Os avanços tecnológicos são promovidos como motores do crescimento econômico, mas entre seus aspectos negativos estão a preocupação com a perda de empregos e as implicações geopolíticas, apontaram palestrantes nesta conferência anual organizada na China pelo Fórum Econômico Mundial, que tem sede na Suíça.
Mirek Dusek, diretor-gerente do fórum, afirmou na terça-feira (23) à AFP que a IA abre caminho para novas oportunidades em educação, saúde e outras áreas.
“Temos sido agraciados com muitos avanços tecnológicos recentemente, mas o principal desafio para os responsáveis pela tomada de decisões em todo o mundo é realmente: como garantir que isso se reflita na economia real?”, questionou Dusek.
Somam-se a essa pressão sobre o sistema econômico internacional a guerra dos EUA e de Israel contra o Irã, que tem dificultado o transporte marítimo proveniente do Oriente Médio, rico em petróleo.
“CENÁRIO POUCO ANIMADOR”
Os ventos contrários levaram o Banco Mundial a reduzir sua projeção de crescimento global para este ano ao nível mais baixo desde a pandemia de Covid-19.
A economia mundial enfrenta atualmente “um cenário pouco animador”, observou Dusek.
O discurso de Li Qiang no “Encontro Anual dos Novos Campeões”, realizada neste ano na cidade portuária de Dalian, no nordeste da China, ofereceu a oportunidade de transmitir uma mensagem ao influente grupo de líderes tecnológicos e empresariais presentes.
O premiê chinês qualificou a economia do gigante asiático como um “porto seguro” em um mundo que agora luta contra “múltiplas crises, entre elas a escassez global de energia e graves interrupções nas cadeias de produção e fornecimento”.
O país “injetou uma valiosa dose de certeza em um mundo cada vez mais incerto”, defendeu Li.
Contudo, a economia chinesa tem enfrentado dificuldades nos últimos anos para manter o vertiginoso ritmo de desenvolvimento das décadas anteriores.
Apesar de um expressivo boom nas exportações e na tecnologia de inteligência artificial, o consumo reduzido das famílias e uma profunda crise de dívida no setor imobiliário têm limitado o crescimento desde a pandemia.
Para complicar ainda mais, há a tumultuada relação de Pequim com Washington.
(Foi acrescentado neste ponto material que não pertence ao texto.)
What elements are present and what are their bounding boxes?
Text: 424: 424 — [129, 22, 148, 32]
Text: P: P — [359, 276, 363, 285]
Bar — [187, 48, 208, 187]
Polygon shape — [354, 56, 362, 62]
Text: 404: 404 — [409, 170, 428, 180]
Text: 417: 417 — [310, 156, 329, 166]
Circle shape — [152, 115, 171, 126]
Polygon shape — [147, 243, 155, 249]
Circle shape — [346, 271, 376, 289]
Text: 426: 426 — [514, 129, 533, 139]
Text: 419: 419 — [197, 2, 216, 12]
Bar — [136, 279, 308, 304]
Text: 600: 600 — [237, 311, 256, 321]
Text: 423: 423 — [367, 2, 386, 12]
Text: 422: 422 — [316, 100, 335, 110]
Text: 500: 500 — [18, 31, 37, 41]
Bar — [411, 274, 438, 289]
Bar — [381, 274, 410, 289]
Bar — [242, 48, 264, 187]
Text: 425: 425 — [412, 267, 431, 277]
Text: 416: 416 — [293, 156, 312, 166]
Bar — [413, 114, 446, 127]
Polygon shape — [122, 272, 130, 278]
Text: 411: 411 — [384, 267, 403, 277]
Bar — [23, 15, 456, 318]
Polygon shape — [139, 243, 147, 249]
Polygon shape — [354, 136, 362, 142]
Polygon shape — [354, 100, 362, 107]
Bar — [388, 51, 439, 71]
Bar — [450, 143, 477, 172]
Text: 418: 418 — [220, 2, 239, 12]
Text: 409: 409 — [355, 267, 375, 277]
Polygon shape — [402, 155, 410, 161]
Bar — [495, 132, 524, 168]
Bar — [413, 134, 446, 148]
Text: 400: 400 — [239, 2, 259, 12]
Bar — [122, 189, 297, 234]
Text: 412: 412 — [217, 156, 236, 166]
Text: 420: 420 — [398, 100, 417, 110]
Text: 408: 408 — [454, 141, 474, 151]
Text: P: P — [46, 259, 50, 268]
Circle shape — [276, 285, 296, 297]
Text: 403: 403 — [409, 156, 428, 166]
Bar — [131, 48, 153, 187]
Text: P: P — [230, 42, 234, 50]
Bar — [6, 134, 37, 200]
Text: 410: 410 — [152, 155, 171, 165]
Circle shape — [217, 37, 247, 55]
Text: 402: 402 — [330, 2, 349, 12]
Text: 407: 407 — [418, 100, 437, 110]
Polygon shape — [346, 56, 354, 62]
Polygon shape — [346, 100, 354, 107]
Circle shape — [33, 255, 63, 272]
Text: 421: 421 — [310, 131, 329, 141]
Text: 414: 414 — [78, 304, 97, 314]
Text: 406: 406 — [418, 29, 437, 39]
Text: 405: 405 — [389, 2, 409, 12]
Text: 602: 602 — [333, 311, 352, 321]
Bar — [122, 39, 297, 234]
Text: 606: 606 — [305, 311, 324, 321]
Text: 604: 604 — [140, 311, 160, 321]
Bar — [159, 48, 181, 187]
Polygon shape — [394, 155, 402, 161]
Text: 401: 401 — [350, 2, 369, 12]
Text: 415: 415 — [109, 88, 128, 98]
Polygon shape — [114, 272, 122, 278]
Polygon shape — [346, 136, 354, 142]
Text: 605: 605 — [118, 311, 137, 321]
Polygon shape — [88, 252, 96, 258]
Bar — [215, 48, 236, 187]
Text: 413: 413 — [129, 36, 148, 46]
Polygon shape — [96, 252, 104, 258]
Graham Allison, professor da Kennedy School de Harvard, declarou à AFP em Dalian que uma possível guerra entre as duas grandes potências é uma possibilidade muito real.
Allison é conhecido por popularizar o uso do termo “armadilha de Tucídides”, uma teoria política que aponta uma maior probabilidade de guerra quando uma nova potência em ascensão —como a China— compete com uma potência estabelecida, como os EUA.
No entanto, a recente aproximação entre o líder chinês, Xi Jinping, e o presidente dos EUA, Donald Trump, é motivo de otimismo quanto à possibilidade de evitar uma guerra, ressaltou Allison.
Em uma cúpula realizada em Pequim no mês passado, Xi Jinping perguntou a Trump se os países poderiam “transcender a chamada ‘armadilha de Tucídides’ e forjar um novo paradigma para as relações entre grandes potências”.
Xi “entende isso perfeitamente” e sua menção a esse conceito histórico “não foi por acaso”, explicou o professor.
Porém, Trump é “imprevisível à sua maneira”, embora “entenda que a China é diferente”, especialmente depois que o país restringiu o acesso às suas terras raras em resposta às altas tarifas impostas por Washington, destacou.